How about the change in the relationship between society (the girl) and the black man? How about the black man being at a cross roads reinventing how he is seen and what he can be allowed to do without getting into trouble and not knowing what that looks like so being tentative, humorous, cocky, hoping this doesn't disturb too mightly the tolerance that is being established between them?

Jon Farley said...

I saw this show on opening night. My thoughts on the performance follow:

Dutchman is breathtaking. See it.

I should leave it at that. Anything more will just be a litany of superlatives that never quite measure up to the performance that they attempt to describe.

The play depicts an encounter between a black man and a white woman on a New York City subway train in 1964. The language is so vivid and fresh, I found it hard to believe this script was written over 40 years ago. Nasir Najieb and Julie Jeske Murray are too young to have experienced the tensions of that era first hand, yet they handle the language and situation just right. It is as though time has stood still and we are seeing it all anew.

The mistrust and misunderstandings on both sides of the racial divide are vividly portrayed. And both characters make substantial transformations from their "civilized" selves into their more raw, more dangerous, inner personae. Nasir is particularly striking as he drops the guise of the milquetoast intellectual and reveals a seething black nationalist.

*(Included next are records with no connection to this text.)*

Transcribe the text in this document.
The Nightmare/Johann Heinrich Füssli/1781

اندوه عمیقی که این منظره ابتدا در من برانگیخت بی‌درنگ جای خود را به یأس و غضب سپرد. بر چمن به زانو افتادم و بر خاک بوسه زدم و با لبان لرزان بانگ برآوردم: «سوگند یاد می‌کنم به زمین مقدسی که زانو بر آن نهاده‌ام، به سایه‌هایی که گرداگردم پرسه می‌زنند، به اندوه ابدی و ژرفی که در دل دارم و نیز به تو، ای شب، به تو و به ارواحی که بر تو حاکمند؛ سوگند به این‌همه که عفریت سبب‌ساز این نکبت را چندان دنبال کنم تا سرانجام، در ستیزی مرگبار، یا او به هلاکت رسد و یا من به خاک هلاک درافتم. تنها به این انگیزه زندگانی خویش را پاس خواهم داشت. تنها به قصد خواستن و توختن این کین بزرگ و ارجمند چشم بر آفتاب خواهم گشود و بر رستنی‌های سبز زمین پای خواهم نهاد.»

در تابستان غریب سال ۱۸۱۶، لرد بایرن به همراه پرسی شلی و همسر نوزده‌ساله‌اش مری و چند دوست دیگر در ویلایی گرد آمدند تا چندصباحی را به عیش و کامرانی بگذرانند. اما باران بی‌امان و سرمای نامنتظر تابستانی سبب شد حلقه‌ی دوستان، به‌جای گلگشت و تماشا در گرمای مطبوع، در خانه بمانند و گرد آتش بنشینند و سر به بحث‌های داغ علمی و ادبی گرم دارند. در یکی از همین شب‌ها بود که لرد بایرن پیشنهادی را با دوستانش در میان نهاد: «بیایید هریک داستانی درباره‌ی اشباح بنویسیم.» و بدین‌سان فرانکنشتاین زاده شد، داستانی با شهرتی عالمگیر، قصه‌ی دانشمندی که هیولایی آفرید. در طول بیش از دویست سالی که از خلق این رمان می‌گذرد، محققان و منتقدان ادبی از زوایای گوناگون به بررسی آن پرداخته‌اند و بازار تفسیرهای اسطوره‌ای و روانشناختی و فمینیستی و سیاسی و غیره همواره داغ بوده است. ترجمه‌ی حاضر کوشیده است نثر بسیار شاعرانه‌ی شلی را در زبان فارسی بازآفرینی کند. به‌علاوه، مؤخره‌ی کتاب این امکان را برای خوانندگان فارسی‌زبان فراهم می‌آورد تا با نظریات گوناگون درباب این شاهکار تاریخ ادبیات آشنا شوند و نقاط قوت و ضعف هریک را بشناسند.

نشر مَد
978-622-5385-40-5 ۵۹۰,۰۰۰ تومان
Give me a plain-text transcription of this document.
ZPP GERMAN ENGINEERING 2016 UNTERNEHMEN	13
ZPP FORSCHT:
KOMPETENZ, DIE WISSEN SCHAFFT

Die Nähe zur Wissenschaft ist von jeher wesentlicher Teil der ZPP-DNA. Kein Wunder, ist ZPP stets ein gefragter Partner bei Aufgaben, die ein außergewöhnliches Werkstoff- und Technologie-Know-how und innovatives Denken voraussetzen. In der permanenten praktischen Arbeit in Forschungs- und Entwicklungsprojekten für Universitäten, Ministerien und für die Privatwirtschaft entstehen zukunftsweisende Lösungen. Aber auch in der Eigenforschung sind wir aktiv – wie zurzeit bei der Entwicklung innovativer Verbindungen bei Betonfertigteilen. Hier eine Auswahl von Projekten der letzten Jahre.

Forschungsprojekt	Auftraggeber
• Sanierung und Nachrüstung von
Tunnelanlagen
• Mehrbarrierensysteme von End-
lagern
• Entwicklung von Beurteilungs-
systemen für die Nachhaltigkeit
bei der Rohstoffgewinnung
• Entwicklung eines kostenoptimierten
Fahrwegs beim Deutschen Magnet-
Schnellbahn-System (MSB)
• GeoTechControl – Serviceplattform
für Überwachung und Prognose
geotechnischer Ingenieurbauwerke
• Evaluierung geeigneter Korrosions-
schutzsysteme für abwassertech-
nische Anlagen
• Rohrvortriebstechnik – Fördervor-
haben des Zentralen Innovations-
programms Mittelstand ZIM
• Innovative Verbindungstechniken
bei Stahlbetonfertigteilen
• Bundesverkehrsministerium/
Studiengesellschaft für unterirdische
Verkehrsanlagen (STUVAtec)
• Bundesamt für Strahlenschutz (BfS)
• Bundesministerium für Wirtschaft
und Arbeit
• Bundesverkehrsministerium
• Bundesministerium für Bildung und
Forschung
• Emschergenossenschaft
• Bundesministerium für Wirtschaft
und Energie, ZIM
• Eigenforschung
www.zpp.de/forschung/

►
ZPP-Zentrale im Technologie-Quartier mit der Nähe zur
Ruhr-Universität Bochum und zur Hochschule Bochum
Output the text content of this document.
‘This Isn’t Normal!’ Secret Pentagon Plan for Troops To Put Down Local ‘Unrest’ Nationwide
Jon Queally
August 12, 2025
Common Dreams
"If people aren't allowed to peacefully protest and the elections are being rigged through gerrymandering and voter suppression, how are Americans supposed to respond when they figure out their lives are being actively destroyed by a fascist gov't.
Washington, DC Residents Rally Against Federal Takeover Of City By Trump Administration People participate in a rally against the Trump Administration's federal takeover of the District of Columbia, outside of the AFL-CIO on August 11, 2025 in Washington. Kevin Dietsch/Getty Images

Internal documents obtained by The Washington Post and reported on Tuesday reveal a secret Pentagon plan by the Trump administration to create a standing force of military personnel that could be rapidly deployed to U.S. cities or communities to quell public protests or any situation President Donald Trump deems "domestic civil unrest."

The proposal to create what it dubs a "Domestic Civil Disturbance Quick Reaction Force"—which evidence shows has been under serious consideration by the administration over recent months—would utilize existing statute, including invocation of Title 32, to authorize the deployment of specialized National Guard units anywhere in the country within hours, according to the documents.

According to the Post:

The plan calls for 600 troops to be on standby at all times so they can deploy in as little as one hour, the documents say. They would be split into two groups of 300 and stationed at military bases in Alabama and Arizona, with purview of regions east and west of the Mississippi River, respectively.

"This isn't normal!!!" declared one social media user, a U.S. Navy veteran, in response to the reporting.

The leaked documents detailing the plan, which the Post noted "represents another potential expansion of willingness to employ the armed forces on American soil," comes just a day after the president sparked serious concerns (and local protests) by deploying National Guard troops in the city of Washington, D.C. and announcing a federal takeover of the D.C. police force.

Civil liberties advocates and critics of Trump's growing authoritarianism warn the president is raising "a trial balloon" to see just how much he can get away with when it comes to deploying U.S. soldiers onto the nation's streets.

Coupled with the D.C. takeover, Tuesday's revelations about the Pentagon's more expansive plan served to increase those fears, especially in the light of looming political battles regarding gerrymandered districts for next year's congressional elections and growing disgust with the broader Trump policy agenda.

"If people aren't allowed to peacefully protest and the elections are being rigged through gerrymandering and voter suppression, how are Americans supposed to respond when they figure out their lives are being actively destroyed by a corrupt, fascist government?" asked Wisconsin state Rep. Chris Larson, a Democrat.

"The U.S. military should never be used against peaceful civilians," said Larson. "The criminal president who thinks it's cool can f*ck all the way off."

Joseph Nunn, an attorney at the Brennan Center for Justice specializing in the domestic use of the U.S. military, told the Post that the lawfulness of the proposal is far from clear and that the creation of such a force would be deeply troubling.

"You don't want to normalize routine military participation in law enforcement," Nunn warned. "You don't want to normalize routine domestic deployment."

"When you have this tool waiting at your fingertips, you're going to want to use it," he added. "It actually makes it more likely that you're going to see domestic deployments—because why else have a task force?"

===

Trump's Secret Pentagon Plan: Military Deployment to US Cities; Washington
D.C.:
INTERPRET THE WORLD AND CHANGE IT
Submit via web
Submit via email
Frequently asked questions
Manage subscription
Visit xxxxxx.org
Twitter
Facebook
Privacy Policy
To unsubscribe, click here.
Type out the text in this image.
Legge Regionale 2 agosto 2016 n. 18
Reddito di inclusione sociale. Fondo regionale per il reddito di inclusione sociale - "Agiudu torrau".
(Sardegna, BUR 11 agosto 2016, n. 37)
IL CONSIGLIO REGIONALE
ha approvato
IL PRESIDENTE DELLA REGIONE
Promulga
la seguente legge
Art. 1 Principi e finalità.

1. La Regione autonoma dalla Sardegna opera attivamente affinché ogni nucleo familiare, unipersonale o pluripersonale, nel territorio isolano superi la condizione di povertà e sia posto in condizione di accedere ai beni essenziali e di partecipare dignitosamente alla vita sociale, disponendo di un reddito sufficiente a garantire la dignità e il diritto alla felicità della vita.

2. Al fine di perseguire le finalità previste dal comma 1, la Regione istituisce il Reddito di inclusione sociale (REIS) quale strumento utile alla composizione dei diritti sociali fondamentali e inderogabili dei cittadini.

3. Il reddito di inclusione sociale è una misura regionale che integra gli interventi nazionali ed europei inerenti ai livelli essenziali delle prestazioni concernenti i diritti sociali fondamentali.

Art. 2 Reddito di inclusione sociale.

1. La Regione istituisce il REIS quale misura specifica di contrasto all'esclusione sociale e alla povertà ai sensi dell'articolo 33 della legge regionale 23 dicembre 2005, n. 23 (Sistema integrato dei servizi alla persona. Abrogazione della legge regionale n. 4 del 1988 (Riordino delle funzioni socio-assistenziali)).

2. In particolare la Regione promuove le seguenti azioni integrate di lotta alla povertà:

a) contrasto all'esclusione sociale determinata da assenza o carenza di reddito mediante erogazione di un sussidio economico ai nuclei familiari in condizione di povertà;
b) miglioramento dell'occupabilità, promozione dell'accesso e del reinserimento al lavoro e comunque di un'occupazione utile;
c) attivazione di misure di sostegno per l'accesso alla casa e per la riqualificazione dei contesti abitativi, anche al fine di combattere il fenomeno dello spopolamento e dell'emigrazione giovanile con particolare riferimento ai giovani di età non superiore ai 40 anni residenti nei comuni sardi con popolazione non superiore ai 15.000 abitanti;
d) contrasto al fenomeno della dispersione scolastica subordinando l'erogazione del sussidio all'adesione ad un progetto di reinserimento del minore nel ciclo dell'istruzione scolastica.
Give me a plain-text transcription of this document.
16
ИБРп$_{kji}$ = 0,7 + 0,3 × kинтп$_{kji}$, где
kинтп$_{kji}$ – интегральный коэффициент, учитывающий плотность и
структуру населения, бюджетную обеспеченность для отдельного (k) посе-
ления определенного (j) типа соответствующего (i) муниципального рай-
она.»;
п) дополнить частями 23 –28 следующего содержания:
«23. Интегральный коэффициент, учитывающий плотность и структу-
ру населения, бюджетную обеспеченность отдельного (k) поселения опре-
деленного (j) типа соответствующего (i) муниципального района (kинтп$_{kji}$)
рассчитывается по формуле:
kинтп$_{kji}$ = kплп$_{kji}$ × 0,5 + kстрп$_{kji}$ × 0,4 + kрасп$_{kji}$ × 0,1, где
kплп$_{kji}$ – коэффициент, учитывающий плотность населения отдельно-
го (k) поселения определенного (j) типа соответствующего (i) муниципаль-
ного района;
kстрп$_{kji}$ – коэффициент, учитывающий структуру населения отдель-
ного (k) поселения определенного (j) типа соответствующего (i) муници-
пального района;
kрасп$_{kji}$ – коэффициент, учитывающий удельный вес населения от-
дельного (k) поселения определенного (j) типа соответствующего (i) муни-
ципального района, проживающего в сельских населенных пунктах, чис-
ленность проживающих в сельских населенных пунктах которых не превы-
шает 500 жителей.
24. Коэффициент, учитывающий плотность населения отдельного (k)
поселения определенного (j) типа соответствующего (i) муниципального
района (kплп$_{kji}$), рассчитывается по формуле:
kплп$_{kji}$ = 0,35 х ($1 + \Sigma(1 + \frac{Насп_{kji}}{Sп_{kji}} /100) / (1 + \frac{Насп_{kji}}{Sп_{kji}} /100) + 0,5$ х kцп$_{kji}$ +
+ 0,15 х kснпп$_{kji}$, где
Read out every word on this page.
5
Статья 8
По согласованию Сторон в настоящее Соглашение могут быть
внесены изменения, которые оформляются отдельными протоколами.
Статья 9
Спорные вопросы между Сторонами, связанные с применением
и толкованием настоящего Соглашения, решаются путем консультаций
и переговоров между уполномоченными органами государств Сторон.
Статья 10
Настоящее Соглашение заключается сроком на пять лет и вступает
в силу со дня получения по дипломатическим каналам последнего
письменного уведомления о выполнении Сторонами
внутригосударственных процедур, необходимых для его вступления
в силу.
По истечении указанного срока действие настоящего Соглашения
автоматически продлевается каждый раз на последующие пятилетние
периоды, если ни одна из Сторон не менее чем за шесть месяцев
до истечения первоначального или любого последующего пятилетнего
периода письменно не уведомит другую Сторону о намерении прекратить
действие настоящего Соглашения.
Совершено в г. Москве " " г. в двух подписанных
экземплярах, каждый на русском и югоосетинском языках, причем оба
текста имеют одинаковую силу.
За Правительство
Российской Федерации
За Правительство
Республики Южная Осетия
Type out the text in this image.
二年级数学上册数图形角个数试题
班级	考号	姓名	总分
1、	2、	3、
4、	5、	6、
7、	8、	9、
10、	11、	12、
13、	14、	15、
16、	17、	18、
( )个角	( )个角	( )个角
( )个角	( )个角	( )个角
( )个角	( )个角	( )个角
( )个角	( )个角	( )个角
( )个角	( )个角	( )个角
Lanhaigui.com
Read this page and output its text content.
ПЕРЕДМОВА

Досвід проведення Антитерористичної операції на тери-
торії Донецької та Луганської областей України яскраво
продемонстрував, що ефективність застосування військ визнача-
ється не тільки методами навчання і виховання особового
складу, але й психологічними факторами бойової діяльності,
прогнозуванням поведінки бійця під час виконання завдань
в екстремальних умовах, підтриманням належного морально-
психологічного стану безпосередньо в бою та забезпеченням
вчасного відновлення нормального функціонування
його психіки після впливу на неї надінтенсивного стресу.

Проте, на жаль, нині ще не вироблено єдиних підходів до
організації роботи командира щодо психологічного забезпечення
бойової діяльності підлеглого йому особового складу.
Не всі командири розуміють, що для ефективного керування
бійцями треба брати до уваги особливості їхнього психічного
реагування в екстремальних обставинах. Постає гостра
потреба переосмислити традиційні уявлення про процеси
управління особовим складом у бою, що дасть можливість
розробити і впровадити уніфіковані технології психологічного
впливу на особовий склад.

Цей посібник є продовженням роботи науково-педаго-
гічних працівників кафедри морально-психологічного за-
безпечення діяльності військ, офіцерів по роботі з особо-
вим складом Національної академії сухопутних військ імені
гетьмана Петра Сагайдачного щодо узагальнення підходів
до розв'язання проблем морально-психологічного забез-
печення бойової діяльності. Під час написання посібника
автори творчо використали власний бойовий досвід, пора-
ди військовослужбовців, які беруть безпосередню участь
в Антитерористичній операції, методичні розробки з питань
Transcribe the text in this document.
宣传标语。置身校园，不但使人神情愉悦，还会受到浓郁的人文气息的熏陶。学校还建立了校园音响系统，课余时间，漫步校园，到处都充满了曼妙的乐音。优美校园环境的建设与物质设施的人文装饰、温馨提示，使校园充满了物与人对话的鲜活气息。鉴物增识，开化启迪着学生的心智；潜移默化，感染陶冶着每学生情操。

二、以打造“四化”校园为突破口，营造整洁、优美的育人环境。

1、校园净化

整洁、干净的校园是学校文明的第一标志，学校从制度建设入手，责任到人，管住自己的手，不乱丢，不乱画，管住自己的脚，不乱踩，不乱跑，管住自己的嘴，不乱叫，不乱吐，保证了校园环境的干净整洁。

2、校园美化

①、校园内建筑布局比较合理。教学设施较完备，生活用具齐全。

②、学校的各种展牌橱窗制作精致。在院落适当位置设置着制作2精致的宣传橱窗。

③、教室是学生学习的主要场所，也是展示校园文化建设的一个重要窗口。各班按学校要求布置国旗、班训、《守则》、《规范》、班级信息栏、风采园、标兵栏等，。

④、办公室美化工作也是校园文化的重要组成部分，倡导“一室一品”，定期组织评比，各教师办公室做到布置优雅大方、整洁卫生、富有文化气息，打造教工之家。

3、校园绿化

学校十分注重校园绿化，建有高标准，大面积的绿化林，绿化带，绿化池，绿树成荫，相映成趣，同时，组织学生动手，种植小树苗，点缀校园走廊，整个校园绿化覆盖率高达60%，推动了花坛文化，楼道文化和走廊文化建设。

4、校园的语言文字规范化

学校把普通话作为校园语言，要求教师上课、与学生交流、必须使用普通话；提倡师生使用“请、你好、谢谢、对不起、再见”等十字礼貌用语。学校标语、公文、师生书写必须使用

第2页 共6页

The effect is almost surreal. Between the transposition of time, the close heat of the theatre on a summer night (not unlike that of a subway train), and the peeling back of layers of artifice, we arrive at another place and time entirely in which one begins to doubt the reality of civilization and the possibility of human communication.

It is a thrill ride through a dark tunnel.

Anonymous said...

Although you could read some Adam and Eve crap into the apples, I believe it was only a device to allow her to have the knife.

As to the blocking not being dynamic: they're on a subway car. Kip, how unmotivated must blocking be before you consider it dynamic?